The connections to nature are so deep that most literature and poetry derive its metaphors from it. The most spectacular among other examples is the description of Basant ritu, that is, spring season when trees are full of fruits and flowers grow in abundance, when swings are hung on the strong old branches of trees and lovers decorate themselves with nature's bounty. An entire genre of poetry in India called Barahmasa (of twelve months) describes changes in seasons and their splendour along with the protagonists moods. This poetry, like many others, was then translated into paintings. Thus the Indian painters drew from not just the nature they were surrounded with, but also from the poetry they inherited which was overwhelmed with enchantments of the forest.
The performance The Cursed land of Lustful Women draws inspiration from all these references. It centres around everyday pleasures of life lived in nature, in peace with it, in its enchantments. It dwells upon the aesthetics of Indian imagery built around nature. It touches upon the pose of the Indus Valley Bronze dancing girl, Canda yakho and Sudasana yakho, tree deities of Bharhut sculpture and Ravi Varma pose of Shakuntala, who stands in contrapposto picking a thorn in her foot as an excuse to take a peep at her lover among other Indian references.
This small performance narrates a folk story which comes from the times when a social and environmental transition was taking place. Man began to strive for more of everything, more resources, more power and greed, and more and more greed.

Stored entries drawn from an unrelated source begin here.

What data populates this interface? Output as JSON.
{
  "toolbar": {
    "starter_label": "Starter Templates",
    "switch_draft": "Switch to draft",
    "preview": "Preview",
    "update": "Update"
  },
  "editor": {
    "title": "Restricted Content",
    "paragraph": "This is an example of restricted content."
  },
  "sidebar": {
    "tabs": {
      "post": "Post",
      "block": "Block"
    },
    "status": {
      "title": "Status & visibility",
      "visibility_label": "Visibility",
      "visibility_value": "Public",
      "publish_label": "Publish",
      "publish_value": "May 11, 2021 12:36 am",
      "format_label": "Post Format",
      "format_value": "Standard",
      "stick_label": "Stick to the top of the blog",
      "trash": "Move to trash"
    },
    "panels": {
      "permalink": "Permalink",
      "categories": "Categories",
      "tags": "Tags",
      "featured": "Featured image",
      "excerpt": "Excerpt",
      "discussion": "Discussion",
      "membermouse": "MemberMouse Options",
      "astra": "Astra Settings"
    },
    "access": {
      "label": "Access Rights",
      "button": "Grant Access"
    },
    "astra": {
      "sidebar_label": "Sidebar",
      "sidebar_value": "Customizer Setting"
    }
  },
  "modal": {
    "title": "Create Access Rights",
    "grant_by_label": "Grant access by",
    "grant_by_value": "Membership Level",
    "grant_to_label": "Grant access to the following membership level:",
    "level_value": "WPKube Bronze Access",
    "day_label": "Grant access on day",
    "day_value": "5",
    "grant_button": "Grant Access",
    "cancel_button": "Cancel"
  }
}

Though loaded with meaning and symbolism, it is simple in its narrative, a characteristic feature of old myths. The performer, trained in the Indian dance tradition Kathak, derives gestures and movements from that dance form to tell these stories, taking liberty with it and yet going back to the roots of Kathak as a performing arts form in which the primary agenda was to tell a story. Like most other Indian dance forms, Kathak is loaded with references to nature, trees, flowers, river banks and forests. The river bank in the forest is the inevitable rendezvous for lovers in poetry, literature, painting, music and dancing traditions alike. Each of these constantly refer to the other.
The performance suggests sentiments without too many words and connects everyday life with nature. The performer attempts to focus on sounds of nature, the wind, trees, the insects, the firefly, on the verge of extinction in India and the gentle hum of night, and takes these as music instead of recorded sound. The performance is full of movements done in silence, redolent of sentiment, the juice of aesthetic pleasure.

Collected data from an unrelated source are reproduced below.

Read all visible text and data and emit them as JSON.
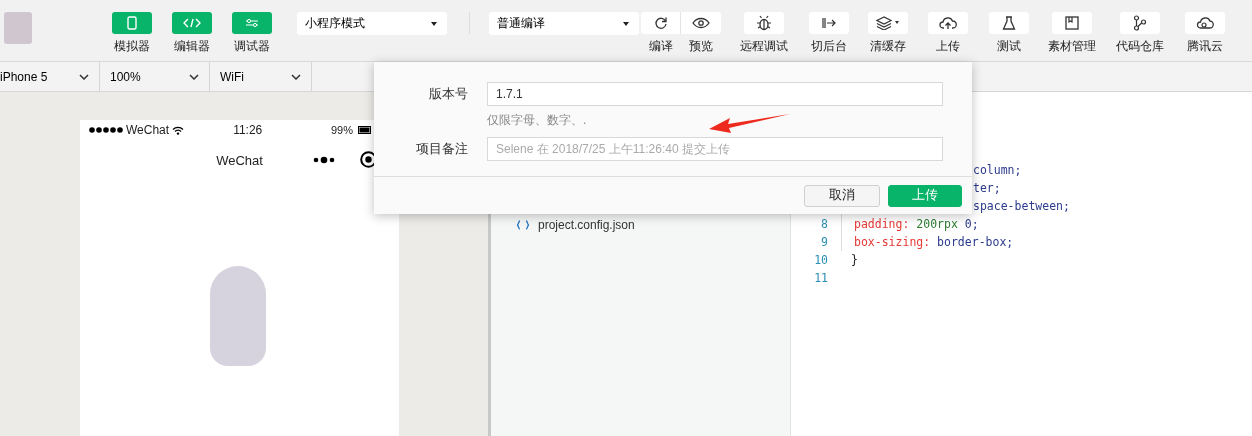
{
  "view_buttons": [
    {
      "label": "模拟器"
    },
    {
      "label": "编辑器"
    },
    {
      "label": "调试器"
    }
  ],
  "mode_select": {
    "value": "小程序模式"
  },
  "compile_select": {
    "value": "普通编译"
  },
  "actions": [
    {
      "label": "编译"
    },
    {
      "label": "预览"
    },
    {
      "label": "远程调试"
    },
    {
      "label": "切后台"
    },
    {
      "label": "清缓存"
    },
    {
      "label": "上传"
    },
    {
      "label": "测试"
    },
    {
      "label": "素材管理"
    },
    {
      "label": "代码仓库"
    },
    {
      "label": "腾讯云"
    }
  ],
  "device_bar": [
    {
      "value": "iPhone 5"
    },
    {
      "value": "100%"
    },
    {
      "value": "WiFi"
    }
  ],
  "simulator": {
    "carrier": "WeChat",
    "time": "11:26",
    "battery": "99%",
    "nav_title": "WeChat"
  },
  "file_tree": [
    {
      "name": "project.config.json"
    }
  ],
  "code_lines": [
    {
      "kind": "partial",
      "tokens": [
        {
          "text": "column;",
          "kind": "value"
        }
      ]
    },
    {
      "kind": "partial",
      "tokens": [
        {
          "text": "ter;",
          "kind": "value"
        }
      ]
    },
    {
      "kind": "partial",
      "tokens": [
        {
          "text": "space-between;",
          "kind": "value"
        }
      ]
    },
    {
      "number": "8",
      "kind": "indented",
      "tokens": [
        {
          "text": "padding:",
          "kind": "property"
        },
        {
          "text": " 200rpx",
          "kind": "number"
        },
        {
          "text": " 0;",
          "kind": "value"
        }
      ]
    },
    {
      "number": "9",
      "kind": "indented",
      "tokens": [
        {
          "text": "box-sizing:",
          "kind": "property"
        },
        {
          "text": " border-box;",
          "kind": "value"
        }
      ]
    },
    {
      "number": "10",
      "kind": "plain",
      "tokens": [
        {
          "text": "}",
          "kind": "punct"
        }
      ]
    },
    {
      "number": "11",
      "kind": "plain"
    }
  ],
  "dialog": {
    "fields": [
      {
        "label": "版本号",
        "value": "1.7.1",
        "hint": "仅限字母、数字、."
      },
      {
        "label": "项目备注",
        "placeholder": "Selene 在 2018/7/25 上午11:26:40 提交上传"
      }
    ],
    "buttons": [
      {
        "label": "取消",
        "kind": "secondary"
      },
      {
        "label": "上传",
        "kind": "primary"
      }
    ]
  }
}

Who is she? the narrator? the sutradhara (director) of Indian theatre from Natyashastra, the ancient Indian theatre book? Is she the princess in the story? Or is she the tree ... perhaps she was ...
 References to folk stories are found in Buddhist Jataka stories, Jain text Vasudevahimdi, and also Mahabharata.
 Bharhut sculpture dated to 2nd century BC. Also nature is significantly portrayed in the Indian painting tradition, for instance Barahmasa paintings.
 In Company school of art as well as the prints in the Slovene Ethnographic Museum collection.